Broadly speaking, heat engine driven heat pump systems are well known and have been refined for internal space conditioning use as shown in U.S. Pat. No. 4,991,450. Because heat engines, such as natural gas driven internal combustion engines, provide excess and otherwise unused heat in the motive process, subsystems have been developed which recapture otherwise waste heat which is circulating in the engine coolant. U.S. Pat. Nos. 5,003,788, 5,020,320, 5,029,449, and 5,099,651 are further examples of this type of subsystem.
Further improvements in these subsystems provide advantages in waste heat recovery to the application of such heat to the occupants of the space and in some instances for other purposes, such as domestic water heating.
Traditionally heat pumps such as electric motor-driven heat pumps do not have sufficient excess available heat for use in such subsystems. Thus, waste heat recovery components are not included in electric motor-driven heat pumps.
Further refinements and improvements in waste heat recovery subsystems are important since they increase the overall coefficient of performance (COP) of the heat pump system as well as providing overall operational economies by reducing the amount of externally supplied auxiliary heat and increase the comfort of the delivered air. Waste heat recovery is possible, however, only if necessary coolant flow to the engine is provided to receive the waste heat, and the necessary coolant flow to heat recovery components is maintained when and where needed to deliver waste heat to desired loads.
It has been found through testing that pockets of air and vapor may become trapped or accumulate in various locations in the engine coolant and heat recovery subsystem. Trapped air gases and vapors can result from initial filling, or can accumulate during system operation from entrainment in the circulating fluid. Regardless, the resulting pockets of trapped air and vapor inhibit and interfere with necessary coolant flow for engine cooling and waste heat recovery, preventing efficient waste heat recovery and use.
For example, trapped air and vapor pockets can prevent adequate purging upon initial coolant charging of the subsystem, resulting in subsystem overheating during operation. To overcome this problem, the initial purge process has become more involved and more time-consuming than desirable, for example, requiring rapid flushing and repeated manual venting, adding to overall system operating costs. However, in some systems, complete purging of gases and vapors from the coolant is not possible, and entrained gases and vapors continue to accumulate during operation. Further, where present, trapped air and vapor pockets can cause increased operating temperatures, resulting in long-term coolant degradation and reduced coolant life, impacting overall heat pump system reliability. Ultimately, trapped air and vapor pockets in high points of subsystem lines and components, often remote and elevated relative to the heat engine, can prevent the pump from providing adequate coolant flow, impacting not only the delivery of waste heat, but return coolant flow to the engine. In such cases, engine driven pumps have been found to have insufficient static pressure capabilities to overcome air and vapor pockets, for example, pockets trapped or accumulated in the coolant line to the indoor coil, especially where the engine is operating at low speeds.

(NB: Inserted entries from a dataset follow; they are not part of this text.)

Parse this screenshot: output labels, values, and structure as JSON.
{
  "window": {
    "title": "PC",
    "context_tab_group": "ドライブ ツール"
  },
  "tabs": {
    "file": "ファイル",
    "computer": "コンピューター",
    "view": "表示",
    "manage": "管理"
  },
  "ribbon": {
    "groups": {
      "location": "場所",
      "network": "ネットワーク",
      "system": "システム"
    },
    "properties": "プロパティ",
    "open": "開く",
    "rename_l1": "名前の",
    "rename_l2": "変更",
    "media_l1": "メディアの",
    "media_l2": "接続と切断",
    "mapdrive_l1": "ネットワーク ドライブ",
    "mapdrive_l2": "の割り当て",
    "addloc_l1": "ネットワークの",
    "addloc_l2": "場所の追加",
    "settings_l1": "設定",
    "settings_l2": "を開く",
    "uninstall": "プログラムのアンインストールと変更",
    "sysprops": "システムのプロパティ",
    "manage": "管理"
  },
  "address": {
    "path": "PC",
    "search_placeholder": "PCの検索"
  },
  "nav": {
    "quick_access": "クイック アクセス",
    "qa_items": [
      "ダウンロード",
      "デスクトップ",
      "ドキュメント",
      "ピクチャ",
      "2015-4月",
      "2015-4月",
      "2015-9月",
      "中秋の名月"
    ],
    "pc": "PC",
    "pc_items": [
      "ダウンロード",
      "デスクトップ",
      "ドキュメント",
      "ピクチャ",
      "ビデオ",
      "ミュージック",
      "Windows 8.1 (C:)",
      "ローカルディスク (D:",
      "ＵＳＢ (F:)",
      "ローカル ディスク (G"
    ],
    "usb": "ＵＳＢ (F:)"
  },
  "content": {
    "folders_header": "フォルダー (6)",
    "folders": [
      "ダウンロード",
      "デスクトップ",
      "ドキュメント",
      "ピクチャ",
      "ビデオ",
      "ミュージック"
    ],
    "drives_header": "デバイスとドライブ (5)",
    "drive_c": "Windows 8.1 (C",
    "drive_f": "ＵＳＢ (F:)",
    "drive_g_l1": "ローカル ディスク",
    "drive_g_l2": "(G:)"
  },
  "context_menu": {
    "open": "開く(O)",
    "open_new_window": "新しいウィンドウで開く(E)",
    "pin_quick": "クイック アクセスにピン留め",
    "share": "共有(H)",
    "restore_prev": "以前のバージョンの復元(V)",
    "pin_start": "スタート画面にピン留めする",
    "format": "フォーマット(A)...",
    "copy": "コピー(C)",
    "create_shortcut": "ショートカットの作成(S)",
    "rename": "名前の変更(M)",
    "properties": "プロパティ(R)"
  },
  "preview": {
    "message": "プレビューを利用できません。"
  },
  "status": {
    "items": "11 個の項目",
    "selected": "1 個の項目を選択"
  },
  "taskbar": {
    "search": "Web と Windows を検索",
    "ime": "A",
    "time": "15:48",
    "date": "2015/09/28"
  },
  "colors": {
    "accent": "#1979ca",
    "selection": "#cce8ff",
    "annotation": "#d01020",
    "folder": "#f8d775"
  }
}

While this invention is described herein in association with a gas fueled internal combustion engine, broader applications to other "heat" engines, such as turbines, may be possible. The coolant fluid employed in the subsystem may be one of various conventional types, such as an ethylene glycol-water mixture or a propylene glycol-water mixture.
Accordingly, the need exists for improved engine coolant circulation systems to improve coolant circulation, waste heat recovery, and operating efficiencies of such engine-driven heat pump systems.